2021年9月22日、鹿島建設、清水建設、竹中工務店を幹事会社とし、大手ゼネコン13社を会員企業とする「建設RXコンソーシアム」の設立総会が開催され、正式に発足しました。
●建設RXコンソーシアムの構成企業 | |||
<幹事3社> 鹿島建設 清水建設 竹中工務店 |
<会員企業13社> 淺沼組 安藤・間 奥村組 熊谷組 鴻池組 |
錢高組 鉄建建設 東急建設 戸田建設 西松建設 |
長谷工コーポレーション フジタ 前田建設工業 (五十音順) |
「RX」とは聞き慣れない言葉ですが、「ロボティクス トランスフォーメーション」、つまり「ロボット変革」を意味するものです。
つまり、このコンソーシアムでは、
ナ、ナ、ナ、ナント、
建設ロボットやIoTアプリ
を構成企業16社で共同開発するのが目的なのです。(建設RXコンソーシアムのプレスリリースはこちら)
※ IoT:Internet of Things。「モノのインターネット」という意味
このコンソーシアムができるまでには、布石がありました。
まずは2019年12月に、鹿島建設と竹中工務店がロボット施工やIoT分野の技術連携について基本合意書を締結し、鹿島建設が開発した「溶接ロボット」と、竹中工務店が開発した「清掃ロボット」の相互利用を始めました。(詳しくは、2020年2月5日付けの当ブログ記事を参照)

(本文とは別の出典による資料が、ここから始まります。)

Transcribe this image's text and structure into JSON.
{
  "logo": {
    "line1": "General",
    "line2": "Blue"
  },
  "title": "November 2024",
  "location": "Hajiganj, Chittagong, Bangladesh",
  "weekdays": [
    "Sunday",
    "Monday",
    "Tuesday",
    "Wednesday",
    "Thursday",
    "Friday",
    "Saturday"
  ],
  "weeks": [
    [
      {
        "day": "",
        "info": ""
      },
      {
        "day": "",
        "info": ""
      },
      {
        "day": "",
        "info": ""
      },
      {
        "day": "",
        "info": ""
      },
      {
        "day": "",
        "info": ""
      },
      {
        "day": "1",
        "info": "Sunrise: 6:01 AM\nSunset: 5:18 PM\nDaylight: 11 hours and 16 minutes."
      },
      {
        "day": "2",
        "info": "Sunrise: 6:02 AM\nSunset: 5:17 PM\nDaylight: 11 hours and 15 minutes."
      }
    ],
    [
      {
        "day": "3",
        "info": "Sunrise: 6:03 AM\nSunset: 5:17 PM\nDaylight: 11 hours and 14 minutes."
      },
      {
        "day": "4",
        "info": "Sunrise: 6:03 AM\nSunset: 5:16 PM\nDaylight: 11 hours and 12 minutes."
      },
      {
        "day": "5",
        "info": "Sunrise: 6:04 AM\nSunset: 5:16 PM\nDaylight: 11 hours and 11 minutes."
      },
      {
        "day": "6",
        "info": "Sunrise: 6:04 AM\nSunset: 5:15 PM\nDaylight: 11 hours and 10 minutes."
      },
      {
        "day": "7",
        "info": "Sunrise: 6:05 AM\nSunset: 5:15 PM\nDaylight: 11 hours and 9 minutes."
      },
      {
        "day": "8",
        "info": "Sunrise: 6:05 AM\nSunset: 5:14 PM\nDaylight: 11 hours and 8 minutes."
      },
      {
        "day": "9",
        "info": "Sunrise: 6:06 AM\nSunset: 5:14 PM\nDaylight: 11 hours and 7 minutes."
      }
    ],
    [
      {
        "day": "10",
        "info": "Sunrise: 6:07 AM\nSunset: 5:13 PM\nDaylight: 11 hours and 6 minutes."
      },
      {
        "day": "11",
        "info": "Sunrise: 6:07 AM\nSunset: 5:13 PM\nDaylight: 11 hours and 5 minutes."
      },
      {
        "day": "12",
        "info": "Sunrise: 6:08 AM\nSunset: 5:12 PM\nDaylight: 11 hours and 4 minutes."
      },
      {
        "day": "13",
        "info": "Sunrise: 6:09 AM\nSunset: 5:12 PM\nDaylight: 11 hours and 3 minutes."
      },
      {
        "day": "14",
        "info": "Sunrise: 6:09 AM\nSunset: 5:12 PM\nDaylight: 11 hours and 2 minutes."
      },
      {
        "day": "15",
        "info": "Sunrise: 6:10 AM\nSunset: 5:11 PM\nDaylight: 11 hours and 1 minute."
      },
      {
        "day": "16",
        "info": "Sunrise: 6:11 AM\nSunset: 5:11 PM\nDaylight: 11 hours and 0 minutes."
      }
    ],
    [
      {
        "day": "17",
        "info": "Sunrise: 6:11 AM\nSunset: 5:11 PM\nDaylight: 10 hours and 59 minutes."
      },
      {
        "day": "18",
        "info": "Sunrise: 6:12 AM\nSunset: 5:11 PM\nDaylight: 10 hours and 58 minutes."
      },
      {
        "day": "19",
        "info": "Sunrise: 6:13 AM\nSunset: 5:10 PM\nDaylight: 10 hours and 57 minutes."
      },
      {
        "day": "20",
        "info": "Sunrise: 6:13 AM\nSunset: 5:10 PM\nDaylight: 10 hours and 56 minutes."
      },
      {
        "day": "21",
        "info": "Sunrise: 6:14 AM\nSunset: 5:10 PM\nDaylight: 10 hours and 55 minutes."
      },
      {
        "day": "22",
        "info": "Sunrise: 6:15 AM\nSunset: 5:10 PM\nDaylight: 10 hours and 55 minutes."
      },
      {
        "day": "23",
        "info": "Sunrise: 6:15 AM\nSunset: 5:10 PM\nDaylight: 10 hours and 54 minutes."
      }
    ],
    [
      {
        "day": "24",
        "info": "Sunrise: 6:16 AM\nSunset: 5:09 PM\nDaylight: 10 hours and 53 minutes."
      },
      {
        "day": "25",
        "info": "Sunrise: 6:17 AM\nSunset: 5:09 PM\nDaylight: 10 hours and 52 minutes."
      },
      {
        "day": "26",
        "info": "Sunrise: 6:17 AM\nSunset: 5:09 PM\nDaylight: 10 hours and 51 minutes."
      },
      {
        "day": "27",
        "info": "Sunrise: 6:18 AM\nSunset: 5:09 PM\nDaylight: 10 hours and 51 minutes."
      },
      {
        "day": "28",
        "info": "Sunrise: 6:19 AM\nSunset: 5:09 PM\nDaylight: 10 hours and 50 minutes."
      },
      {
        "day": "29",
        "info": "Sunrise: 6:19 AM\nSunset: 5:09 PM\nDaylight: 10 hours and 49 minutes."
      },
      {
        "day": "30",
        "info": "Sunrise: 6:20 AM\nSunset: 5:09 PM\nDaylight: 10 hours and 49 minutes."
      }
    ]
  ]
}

翌2020年10月には、この2社の技術連携に清水建設も加わりました。(詳しくは、2020年10月21日付けの当ブログ記事を参照)
そして今回、この3社が幹事会社となり、新たに13社が加わってコンソーシアムが誕生したというわけです。
これまで、ロボットやIoT関係の技術は、各社の研究所などで秘密裏に開発が行われるのが普通でした。
しかし、今や少子高齢化の時代を迎え、労働力不足や現場での生産性・安全性の向上、コスト削減は建設業界の共通の課題となっています。建設業界全体でも生産性や魅力アップに努めないと、若い世代に振り向いてもらえません。
そこで16社が大同団結し、各社の自主性を尊重しつつ、人手不足など
共通のお困りごと
を解決していくのが、このコンソーシアムの目的と言えます。
最大のお困りごとはやはり、22世紀まで続くと予想される人口減少による人手不足でしょう。
これまで各社は、「人間ができない」ことを行うロボットの開発にしのぎを削ってきました。
一方、このコンソーシアムでは資材の運搬や部材の取り付けなど、「人間ができる」ことを手伝ってくれるロボットやアプリが中心になりそうですね。
スーパーゼネコンのうち、大林組や大成建設は今回のコンソーシアムには参加していないようです。しかし“非競争領域”のベーシックなロボットやアプリの共同開発には乗った方がコスト的に得策と思われますので、今後、さらに大同団結の輪がさらに広がるかもしれませんね。
そうなると、現場で使われる運搬ロボットや作業ロボットは、バックホーやクレーンのように大量生産された市販品が安く調達できるようになり、一気に建設RXが進むことになりそうです。